Most of the recipes I found for this dish included apple, however the one that I tried in Ireland did not include apple, so using the recipes I found and my memory I crafted my own recipe for this dish.
There are quite a few things I like about this dish. For starters its very simple, it can be done in a single pan, and really the only thing I didn’t already have in my pantry was the peppers (it’s not season yet). Also it is a little different than my normal stir-fry style. There was some heat to it but it wasn’t overpowering, and it’s easy to make for large groups. Perhaps next time I will try it with the apple in it and see how it goes?After lunch we decided to venture to the Nation Archeology museum, which as total nerds we both really enjoyed. It was a good overview of a lot of the artifacts found all over the country, which was helpful because as we found out later a lot of the actual sites we visited did not have museums or artifacts nearby to associate with them. One of the most interesting displays was a grouping of bodies that were discovered in the peat bogs from the medieval era that are almost perfectly preserved. It was so very cool as well as creepy.

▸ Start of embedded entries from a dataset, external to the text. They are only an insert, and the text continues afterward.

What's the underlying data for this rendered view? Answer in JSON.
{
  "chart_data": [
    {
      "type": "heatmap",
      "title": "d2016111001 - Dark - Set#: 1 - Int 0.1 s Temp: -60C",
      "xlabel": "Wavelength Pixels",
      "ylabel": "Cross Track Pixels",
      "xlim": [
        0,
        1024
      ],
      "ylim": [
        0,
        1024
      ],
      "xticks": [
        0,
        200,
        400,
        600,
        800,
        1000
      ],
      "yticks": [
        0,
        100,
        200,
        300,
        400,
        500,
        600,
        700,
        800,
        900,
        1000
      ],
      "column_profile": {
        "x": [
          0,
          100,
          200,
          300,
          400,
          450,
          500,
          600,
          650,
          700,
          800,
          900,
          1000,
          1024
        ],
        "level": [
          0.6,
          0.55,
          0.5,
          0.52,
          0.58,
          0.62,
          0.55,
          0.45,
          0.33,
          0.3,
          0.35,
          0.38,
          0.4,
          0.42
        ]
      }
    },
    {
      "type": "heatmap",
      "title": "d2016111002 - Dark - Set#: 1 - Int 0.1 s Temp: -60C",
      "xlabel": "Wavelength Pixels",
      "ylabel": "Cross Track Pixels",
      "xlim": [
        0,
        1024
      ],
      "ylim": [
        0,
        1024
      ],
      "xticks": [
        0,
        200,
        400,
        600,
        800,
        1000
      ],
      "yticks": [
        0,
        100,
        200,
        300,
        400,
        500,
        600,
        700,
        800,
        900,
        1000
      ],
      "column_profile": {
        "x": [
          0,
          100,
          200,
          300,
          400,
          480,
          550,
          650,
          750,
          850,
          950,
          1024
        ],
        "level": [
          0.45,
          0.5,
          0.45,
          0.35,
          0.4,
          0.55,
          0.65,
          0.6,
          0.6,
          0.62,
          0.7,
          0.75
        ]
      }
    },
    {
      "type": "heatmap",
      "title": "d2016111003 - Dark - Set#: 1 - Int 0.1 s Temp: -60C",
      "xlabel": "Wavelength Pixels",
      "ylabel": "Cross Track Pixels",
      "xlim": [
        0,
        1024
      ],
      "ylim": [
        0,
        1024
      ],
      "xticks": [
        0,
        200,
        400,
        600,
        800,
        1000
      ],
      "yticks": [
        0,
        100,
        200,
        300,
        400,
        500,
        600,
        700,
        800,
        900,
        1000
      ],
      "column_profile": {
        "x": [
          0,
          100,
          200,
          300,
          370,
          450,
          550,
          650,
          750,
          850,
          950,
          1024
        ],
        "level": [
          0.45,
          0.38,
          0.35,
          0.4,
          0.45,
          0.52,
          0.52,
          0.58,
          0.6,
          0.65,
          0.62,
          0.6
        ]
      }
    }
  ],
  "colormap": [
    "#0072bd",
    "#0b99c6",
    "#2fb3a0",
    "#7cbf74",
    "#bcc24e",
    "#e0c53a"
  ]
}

To end the night we had a dinner, then went to temple bar for a night of craic and music. The first band we saw that night was pretty awesome band and played traditional Irish music mixed with some of the modern stuff. I liked them so much I even bought a CD. They were fun loving and joke cracking and really made my night. Check them out for yourself (this is the only link i could find). We ended up staying out quite late and unfortunately I was not feeling so hot in the morning.